Except for Windows Phone getting killed, which was the _main_ device type for UWP. The Windows app store is the same graveyard that it was in late 2015 when the announcements around new Windows Phones piqued my curiosity. It looks like that's simply not a thing anymore. I'm betting my money on Xamarin and the browser for a client application, not UWP. There's just no point to it.
UWP is the future of Windows APIs, in case you missed Windows Developer day earlier this month.
So if F# doesn't speak UWP, the community keeps tweeting that GNU/Linux is so much better than Windows, and that we enterprise devs just don't get it, should we bet which of those technologies will last longer on MS roadmap?

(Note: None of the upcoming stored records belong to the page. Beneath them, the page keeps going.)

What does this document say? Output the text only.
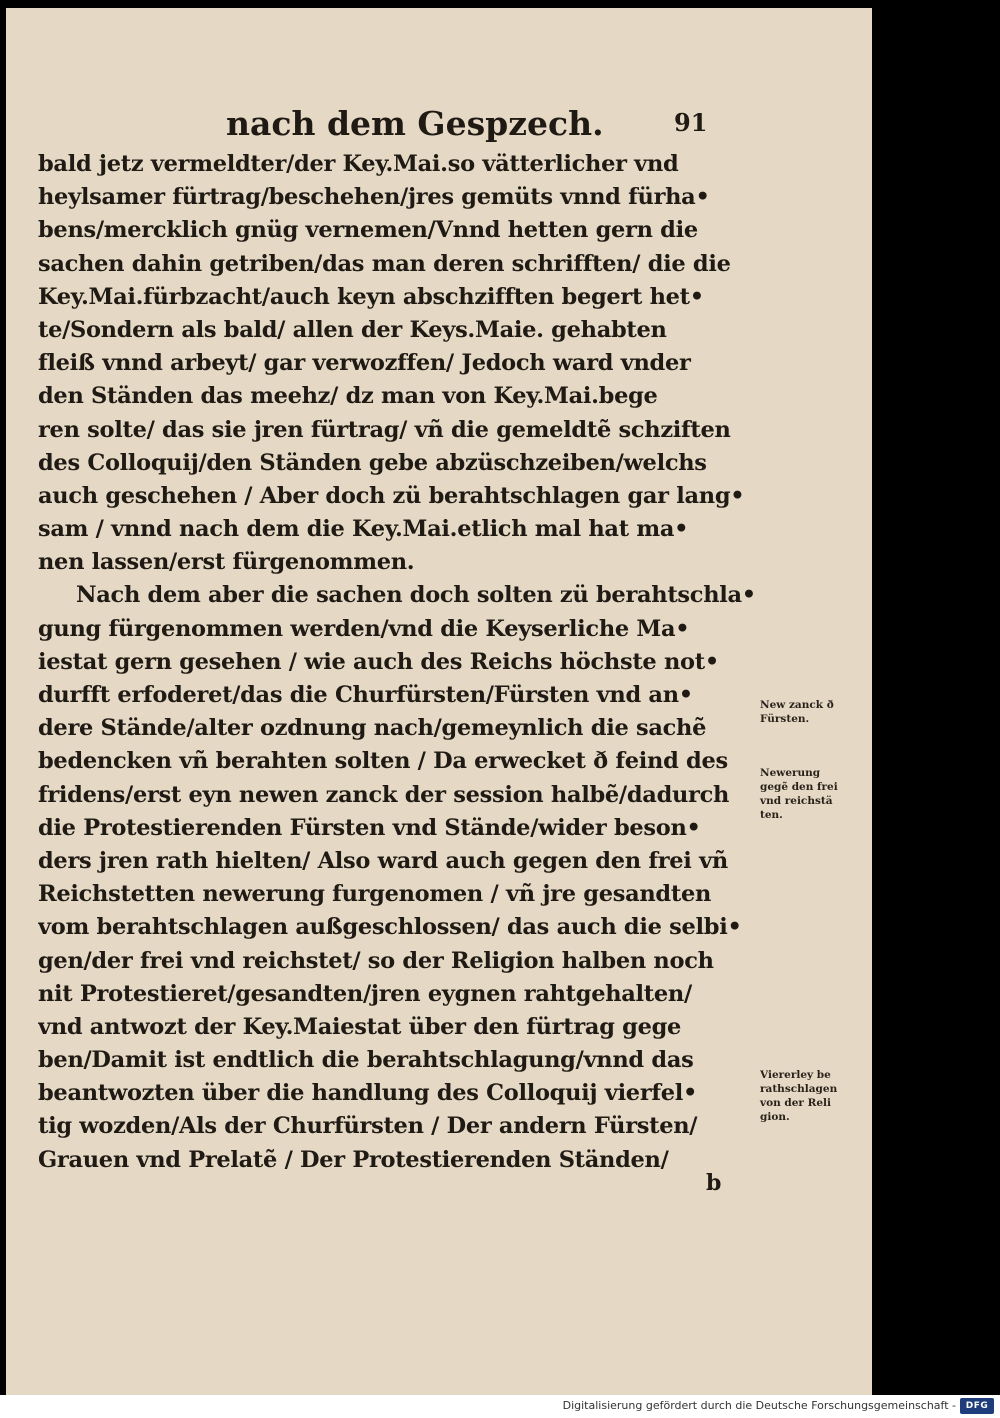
nach dem Gespzech.	91
bald jetz vermeldter/der Key.Mai.so vätterlicher vnd
heylsamer fürtrag/beschehen/jres gemüts vnnd fürha•
bens/mercklich gnüg vernemen/Vnnd hetten gern die
sachen dahin getriben/das man deren schrifften/ die die
Key.Mai.fürbzacht/auch keyn abschzifften begert het•
te/Sondern als bald/ allen der Keys.Maie. gehabten
fleiß vnnd arbeyt/ gar verwozffen/ Jedoch ward vnder
den Ständen das meehz/ dz man von Key.Mai.bege
ren solte/ das sie jren fürtrag/ vñ die gemeldtẽ schziften
des Colloquij/den Ständen gebe abzüschzeiben/welchs
auch geschehen / Aber doch zü berahtschlagen gar lang•
sam / vnnd nach dem die Key.Mai.etlich mal hat ma•
nen lassen/erst fürgenommen.
Nach dem aber die sachen doch solten zü berahtschla•
gung fürgenommen werden/vnd die Keyserliche Ma•
iestat gern gesehen / wie auch des Reichs höchste not•
durfft erfoderet/das die Churfürsten/Fürsten vnd an•
dere Stände/alter ozdnung nach/gemeynlich die sachẽ
bedencken vñ berahten solten / Da erwecket ð feind des
fridens/erst eyn newen zanck der session halbẽ/dadurch
die Protestierenden Fürsten vnd Stände/wider beson•
ders jren rath hielten/ Also ward auch gegen den frei vñ
Reichstetten newerung furgenomen / vñ jre gesandten
vom berahtschlagen außgeschlossen/ das auch die selbi•
gen/der frei vnd reichstet/ so der Religion halben noch
nit Protestieret/gesandten/jren eygnen rahtgehalten/
vnd antwozt der Key.Maiestat über den fürtrag gege
ben/Damit ist endtlich die berahtschlagung/vnnd das
beantwozten über die handlung des Colloquij vierfel•
tig wozden/Als der Churfürsten / Der andern Fürsten/
Grauen vnd Prelatẽ / Der Protestierenden Ständen/
New zanck ð
Fürsten.
Newerung
gegẽ den frei
vnd reichstä
ten.
Viererley be
rathschlagen
von der Reli
gion.
b
Digitalisierung gefördert durch die Deutsche Forschungsgemeinschaft -	DFG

My F# code runs on Linux. My client code is migrating to the web and mobile, as is just about every enterprise in the US. Why would I watch Windows developer day?
The main device type for UWP is any Windows 10 device. See the list of benefits mentioned in the link above, which extend beyond phones. I've never owned a Windows Phone, yet I always prefer UWP apps.
Also there is a big market for 2-in-1 tablets, and new small Windows on ARM devices are coming out very soon.
Not every kind of client app is suitable for the browser, especially if you care about performance and deep native platform integration. And I'd rather not deal with JS frameworks when not targeting the web.
It's nice when you're where the cheese is currently at, that's not what I'm talking about though.
I do hope for your sake you don't wind up in the next lifeboat after the Silverlight crew, I really genuinely do. Good luck!